Le Comité consultatif sur les changements climatiques avise le gouvernement qu'en raison de l’ampleur de la crise climatique, le Québec «ne peut pas se permettre de reculer en réaction à des circonstances conjoncturelles» et doit conserver, au minimum, la cible de réduction de 37,5 % de GES pour 2030 et devancer l'atteinte de la carboneutralité à 2045.
Ce sont deux des 11 recommandations qui figurent dans le huitième avis du Comité consultatif sur les changements climatiques remis au ministre de l’Environnement, Bernard Drainville, qui doit bientôt présenter les nouvelles cibles climatiques du Québec.
L’avis, demandé par le gouvernement Legault, comprend également la mise en place de budgets carbone quinquennaux.
Se situer «du bon côté de l’histoire»
Il y a un mois, le premier ministre François Legault avait laissé entendre que certaines mesures environnementales pourraient être mises sur la glace.
Le Québec «ne peut pas être le seul État en Amérique du Nord à faire des efforts», avait indiqué le premier ministre sur les ondes de Radio-Canada
«C’est des choses que Bernard Drainville va regarder», avait-il affirmé.
Mais la lutte au changement climatique ne doit pas être tributaire du contexte géopolitique, met en garde le comité scientifique principal qui conseille le gouvernement en matière de changements climatiques.

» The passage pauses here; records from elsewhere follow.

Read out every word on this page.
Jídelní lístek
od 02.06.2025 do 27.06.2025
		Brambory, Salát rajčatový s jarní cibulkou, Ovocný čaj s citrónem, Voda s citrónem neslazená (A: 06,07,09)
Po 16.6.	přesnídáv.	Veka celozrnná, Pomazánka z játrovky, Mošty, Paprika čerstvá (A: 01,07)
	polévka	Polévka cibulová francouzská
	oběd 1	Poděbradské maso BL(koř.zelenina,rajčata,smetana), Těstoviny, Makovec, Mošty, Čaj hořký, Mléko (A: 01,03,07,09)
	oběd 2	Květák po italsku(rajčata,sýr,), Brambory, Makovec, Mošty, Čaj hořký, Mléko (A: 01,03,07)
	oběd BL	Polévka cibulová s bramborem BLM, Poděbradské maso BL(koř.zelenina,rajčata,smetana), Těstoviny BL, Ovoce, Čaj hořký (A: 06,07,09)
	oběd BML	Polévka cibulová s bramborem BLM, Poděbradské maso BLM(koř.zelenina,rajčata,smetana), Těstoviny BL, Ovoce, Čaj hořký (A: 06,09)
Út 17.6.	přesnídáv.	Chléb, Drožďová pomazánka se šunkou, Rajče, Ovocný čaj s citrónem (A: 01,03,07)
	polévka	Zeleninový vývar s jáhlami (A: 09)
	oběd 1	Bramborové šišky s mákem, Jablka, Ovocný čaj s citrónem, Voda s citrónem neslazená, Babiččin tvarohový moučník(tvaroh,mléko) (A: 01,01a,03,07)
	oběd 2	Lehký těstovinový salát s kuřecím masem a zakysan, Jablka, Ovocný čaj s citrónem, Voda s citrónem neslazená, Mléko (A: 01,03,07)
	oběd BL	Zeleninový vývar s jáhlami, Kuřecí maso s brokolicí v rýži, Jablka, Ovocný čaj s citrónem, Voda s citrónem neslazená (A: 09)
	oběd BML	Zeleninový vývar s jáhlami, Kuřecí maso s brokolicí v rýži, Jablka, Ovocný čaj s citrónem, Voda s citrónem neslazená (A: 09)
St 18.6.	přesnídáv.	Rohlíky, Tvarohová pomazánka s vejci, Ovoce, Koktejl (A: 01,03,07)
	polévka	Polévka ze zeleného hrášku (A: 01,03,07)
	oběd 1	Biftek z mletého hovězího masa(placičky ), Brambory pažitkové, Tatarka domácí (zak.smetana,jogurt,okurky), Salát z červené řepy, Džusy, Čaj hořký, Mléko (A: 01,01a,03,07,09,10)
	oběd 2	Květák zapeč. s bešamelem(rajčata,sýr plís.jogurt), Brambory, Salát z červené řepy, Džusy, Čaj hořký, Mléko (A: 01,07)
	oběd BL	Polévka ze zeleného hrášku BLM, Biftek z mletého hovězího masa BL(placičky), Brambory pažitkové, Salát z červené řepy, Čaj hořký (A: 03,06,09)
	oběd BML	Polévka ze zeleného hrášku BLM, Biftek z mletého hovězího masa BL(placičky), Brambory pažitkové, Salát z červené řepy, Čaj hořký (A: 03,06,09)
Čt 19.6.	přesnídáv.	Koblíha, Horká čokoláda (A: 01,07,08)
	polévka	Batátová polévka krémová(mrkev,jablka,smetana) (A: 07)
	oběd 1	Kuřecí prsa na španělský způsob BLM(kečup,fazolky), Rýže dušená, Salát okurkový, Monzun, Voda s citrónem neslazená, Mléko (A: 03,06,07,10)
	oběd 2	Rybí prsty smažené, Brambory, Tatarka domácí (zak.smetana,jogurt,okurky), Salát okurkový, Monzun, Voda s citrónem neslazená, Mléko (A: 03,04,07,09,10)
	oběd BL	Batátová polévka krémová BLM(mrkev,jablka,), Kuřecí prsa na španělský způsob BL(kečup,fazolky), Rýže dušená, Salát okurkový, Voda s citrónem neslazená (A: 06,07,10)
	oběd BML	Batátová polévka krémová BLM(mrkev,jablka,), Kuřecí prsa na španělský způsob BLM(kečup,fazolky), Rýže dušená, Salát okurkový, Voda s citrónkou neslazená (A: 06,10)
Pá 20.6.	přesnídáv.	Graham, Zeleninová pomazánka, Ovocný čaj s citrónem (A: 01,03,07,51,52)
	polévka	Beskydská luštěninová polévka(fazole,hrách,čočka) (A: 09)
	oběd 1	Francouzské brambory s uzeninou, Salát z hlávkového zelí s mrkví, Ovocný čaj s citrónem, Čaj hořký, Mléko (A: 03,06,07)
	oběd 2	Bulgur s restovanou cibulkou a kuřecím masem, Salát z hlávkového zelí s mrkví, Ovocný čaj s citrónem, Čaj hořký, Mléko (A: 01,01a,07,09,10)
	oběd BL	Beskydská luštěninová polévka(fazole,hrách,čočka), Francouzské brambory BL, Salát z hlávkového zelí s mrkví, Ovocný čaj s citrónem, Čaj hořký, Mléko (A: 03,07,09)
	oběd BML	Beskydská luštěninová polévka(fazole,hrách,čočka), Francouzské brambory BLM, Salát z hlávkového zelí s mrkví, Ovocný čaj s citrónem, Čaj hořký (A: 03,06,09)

«Les sociétés humaines devront inévitablement réussir cette transition, la société québécoise doit continuer à avancer et progresser de façon cohérente et lucide en suivant une trajectoire crédible, ambitieuse et structurante, lui permettant de se situer du bon côté de l’histoire, de la science et de l’économie», peut-on lire dans l’avis d’une soixantaine de pages publié mardi matin.
Le document, dont le titre est «Définir l’ambition climatique du Québec: cibles et trajectoires de décarbonation», mentionne que, conformément à la Loi sur la qualité de l’environnement, «la cible de réduction des émissions pour 2030 ne doit pas être inférieure à 37,5 %» et qu’elle devrait même être revue à la hausse et qu’idéalement, elle devrait atteindre 45 % de réduction de GES d’ici 2030 par rapport au niveau de 1990.
Le comité de scientifiques nommés par le gouvernement de François Legault propose aussi «des cibles intermédiaires de réduction des émissions nettes de 60 % en 2035 et de 78 % en 2040».
Québec devrait viser la carboneutralité dès 2045 «en combinant une cible de réduction des émissions de 85 % par rapport au niveau de 1990 et une cible de séquestration permanente des émissions résiduelles équivalant à 15 %».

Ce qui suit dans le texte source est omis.